Fear is a burning bridge
Over the past several weeks I’ve made a lot of decisions that will have a lasting impact on my life. I’ve set the wheels in motion for things that will ruin my finances, end my career, destroy a friendship, and send me into a spiral of doubt and uncertainty.
I am so excited about my future and about the opportunities I have in front of me. But at the same time, I am more frightened than I ever thought possible. Some days, I can pretend that everything is going to be OK. But some days, I can’t.
Fear is a burning bridge behind you and a dark, foggy, trail-less forest ahead of you.
Sadly, my flashlight runs on hope and faith and I seem to be running low on supplies…
(But tomorrow will be better. Right? …)
You know that I TOTALLY get how you feel! TOTALLY!!!!! And all I want to do is give you a biiiig hug and tell you that everything will be ok! 🙂 (But if you’re like me, sometimes when people tell me that…that doesn’t even help!?)
We all make plans and try to control how things will happen – what we need to accept at the outset is that it may not happy the way we plan 🙂 However!…either way, things will work out….hmmmm, I’m trying to recall my Facebook status from a few days ago..uuuuhm…..ah:
“Faith is established conviction concerning things unseen and settled expectation of future reward”

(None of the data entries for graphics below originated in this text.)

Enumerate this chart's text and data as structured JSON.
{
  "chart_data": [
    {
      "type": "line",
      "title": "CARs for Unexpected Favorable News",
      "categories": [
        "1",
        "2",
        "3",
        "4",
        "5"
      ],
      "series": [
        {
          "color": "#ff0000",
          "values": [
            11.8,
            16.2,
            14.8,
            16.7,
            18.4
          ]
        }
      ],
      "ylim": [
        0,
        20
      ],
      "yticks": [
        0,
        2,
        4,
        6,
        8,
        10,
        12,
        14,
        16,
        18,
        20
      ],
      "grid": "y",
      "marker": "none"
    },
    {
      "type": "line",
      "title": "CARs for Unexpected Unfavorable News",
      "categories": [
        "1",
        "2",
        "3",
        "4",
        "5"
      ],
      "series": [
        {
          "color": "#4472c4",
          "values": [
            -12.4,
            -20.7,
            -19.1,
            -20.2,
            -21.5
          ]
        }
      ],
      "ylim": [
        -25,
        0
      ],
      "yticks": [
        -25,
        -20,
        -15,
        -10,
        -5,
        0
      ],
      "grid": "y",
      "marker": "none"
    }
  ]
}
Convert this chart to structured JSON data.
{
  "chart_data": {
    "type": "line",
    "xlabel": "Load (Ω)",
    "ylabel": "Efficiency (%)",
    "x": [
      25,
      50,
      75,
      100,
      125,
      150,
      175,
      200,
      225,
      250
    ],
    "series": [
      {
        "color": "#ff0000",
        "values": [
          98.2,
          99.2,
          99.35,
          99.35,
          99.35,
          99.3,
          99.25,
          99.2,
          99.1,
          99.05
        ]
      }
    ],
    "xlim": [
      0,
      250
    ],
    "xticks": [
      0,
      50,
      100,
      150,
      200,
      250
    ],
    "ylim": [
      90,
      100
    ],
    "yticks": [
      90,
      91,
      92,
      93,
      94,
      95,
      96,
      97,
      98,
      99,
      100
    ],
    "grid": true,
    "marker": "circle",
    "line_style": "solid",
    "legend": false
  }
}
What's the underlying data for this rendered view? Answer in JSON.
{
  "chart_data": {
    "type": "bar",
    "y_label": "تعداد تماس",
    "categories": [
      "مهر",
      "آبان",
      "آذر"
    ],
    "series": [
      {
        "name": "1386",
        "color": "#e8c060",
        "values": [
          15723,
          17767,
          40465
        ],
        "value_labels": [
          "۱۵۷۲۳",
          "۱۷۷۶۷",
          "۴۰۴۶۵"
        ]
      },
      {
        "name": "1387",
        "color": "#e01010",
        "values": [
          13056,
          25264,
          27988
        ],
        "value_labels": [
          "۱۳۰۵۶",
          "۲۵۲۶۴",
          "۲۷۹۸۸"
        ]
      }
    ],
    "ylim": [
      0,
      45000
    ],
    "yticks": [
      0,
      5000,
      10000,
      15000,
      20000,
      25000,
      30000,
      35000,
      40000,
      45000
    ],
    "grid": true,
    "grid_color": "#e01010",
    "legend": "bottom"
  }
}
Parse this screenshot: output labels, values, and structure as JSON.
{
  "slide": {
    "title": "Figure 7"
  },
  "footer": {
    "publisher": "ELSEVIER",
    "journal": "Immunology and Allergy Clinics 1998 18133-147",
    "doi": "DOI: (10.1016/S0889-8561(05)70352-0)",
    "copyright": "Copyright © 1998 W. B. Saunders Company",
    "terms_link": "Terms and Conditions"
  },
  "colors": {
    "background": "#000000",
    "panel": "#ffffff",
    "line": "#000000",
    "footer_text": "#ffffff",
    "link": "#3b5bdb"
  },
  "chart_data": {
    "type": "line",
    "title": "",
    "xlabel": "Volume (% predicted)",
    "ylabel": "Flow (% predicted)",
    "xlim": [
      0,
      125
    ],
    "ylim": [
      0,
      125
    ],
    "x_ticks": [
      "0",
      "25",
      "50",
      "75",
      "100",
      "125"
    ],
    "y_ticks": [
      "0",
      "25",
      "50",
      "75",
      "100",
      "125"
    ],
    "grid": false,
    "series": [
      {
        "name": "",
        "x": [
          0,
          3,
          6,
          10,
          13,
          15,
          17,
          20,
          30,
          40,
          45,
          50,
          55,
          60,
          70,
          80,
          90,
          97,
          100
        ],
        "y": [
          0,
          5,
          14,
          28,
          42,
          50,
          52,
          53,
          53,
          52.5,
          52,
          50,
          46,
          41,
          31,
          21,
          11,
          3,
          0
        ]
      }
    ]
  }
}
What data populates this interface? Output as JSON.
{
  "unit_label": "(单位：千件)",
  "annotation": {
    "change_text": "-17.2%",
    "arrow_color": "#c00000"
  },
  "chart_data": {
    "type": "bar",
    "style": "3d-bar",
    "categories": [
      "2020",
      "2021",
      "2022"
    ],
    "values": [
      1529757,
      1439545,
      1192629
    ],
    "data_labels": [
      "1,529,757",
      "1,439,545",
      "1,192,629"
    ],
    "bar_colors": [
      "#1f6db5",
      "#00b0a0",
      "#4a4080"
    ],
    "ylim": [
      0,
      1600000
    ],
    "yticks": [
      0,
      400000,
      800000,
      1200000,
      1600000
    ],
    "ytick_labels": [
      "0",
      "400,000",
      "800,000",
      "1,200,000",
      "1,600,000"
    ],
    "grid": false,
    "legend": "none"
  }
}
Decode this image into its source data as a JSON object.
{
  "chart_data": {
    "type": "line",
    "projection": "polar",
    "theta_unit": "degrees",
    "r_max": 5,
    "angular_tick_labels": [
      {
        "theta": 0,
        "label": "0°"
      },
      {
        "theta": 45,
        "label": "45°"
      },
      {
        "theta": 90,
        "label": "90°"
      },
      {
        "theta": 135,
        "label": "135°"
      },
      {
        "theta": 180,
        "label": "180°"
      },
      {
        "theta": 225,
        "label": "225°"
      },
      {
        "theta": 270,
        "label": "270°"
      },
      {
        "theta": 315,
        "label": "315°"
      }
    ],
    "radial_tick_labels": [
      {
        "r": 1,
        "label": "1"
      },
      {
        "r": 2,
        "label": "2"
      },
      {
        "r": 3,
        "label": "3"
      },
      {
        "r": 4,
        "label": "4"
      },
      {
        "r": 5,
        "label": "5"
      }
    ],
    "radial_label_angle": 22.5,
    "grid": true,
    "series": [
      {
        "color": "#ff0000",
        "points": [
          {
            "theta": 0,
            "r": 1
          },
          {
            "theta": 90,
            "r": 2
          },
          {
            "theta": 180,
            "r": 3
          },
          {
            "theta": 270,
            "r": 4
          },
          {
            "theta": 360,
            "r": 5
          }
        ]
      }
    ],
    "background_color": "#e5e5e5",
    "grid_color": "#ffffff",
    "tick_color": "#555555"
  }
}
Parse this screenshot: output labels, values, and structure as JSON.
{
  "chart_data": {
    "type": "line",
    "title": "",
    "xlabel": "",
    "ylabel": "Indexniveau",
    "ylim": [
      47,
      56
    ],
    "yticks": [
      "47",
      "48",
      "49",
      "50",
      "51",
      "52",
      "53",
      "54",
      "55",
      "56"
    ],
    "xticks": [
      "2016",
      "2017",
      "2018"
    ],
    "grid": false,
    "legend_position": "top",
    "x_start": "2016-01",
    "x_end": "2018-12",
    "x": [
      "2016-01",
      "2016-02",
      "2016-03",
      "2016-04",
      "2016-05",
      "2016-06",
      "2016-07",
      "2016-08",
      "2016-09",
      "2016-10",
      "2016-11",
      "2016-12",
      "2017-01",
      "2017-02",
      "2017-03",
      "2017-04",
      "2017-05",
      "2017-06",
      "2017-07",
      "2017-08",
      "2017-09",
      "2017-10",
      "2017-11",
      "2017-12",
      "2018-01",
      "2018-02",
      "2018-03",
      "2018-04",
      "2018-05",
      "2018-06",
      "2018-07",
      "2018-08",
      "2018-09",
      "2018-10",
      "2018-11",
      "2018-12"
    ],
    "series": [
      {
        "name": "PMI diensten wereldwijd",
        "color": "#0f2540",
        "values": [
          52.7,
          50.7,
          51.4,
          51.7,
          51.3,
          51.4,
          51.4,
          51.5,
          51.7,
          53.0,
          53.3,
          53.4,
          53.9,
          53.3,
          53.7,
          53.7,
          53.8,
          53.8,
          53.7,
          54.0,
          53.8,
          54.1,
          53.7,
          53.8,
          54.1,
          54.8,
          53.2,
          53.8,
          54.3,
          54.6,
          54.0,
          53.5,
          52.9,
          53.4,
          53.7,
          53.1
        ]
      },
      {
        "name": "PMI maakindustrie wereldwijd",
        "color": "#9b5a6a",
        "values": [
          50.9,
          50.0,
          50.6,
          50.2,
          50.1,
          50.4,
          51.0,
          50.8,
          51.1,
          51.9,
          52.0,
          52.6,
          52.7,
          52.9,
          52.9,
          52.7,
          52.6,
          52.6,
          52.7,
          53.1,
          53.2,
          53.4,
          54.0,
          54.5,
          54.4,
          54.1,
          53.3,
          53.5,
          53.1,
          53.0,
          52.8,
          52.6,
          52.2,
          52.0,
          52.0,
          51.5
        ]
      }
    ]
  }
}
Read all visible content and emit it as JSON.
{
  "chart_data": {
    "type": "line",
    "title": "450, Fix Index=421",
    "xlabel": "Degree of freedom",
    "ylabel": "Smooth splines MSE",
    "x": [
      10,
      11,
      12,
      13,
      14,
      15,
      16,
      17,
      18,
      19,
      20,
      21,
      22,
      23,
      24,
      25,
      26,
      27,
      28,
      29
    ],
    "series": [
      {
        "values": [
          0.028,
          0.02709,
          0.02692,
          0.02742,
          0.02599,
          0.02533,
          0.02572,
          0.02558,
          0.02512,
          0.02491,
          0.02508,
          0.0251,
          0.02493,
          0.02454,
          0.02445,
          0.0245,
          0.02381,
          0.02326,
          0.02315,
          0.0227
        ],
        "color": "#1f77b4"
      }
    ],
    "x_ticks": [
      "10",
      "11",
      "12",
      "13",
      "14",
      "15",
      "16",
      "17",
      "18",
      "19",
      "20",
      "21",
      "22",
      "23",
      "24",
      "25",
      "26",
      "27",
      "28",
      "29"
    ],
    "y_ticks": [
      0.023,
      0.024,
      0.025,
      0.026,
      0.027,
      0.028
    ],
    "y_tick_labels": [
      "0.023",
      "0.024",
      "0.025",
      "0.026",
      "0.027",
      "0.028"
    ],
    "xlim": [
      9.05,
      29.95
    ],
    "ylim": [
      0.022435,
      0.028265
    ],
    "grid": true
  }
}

Take each word individually and makes notes on what they mean 🙂
For the first time in my life I’m also making a decision that will have a huge impact on my finances – and it’s not even as if the South African Rand is a strong currency 🙁 I’m living on the bare minimum (bread and water kind of stuff) – but, I keep on reminding myself that I’m doing this for my future happiness.
Go forth and be blessed!
xxx
(Ps. that was a long reply, wow! sorry!) Hahahahaha
It may be a long reply, but it was a good one and helps me to remember that I’m not alone! Thank you for that!!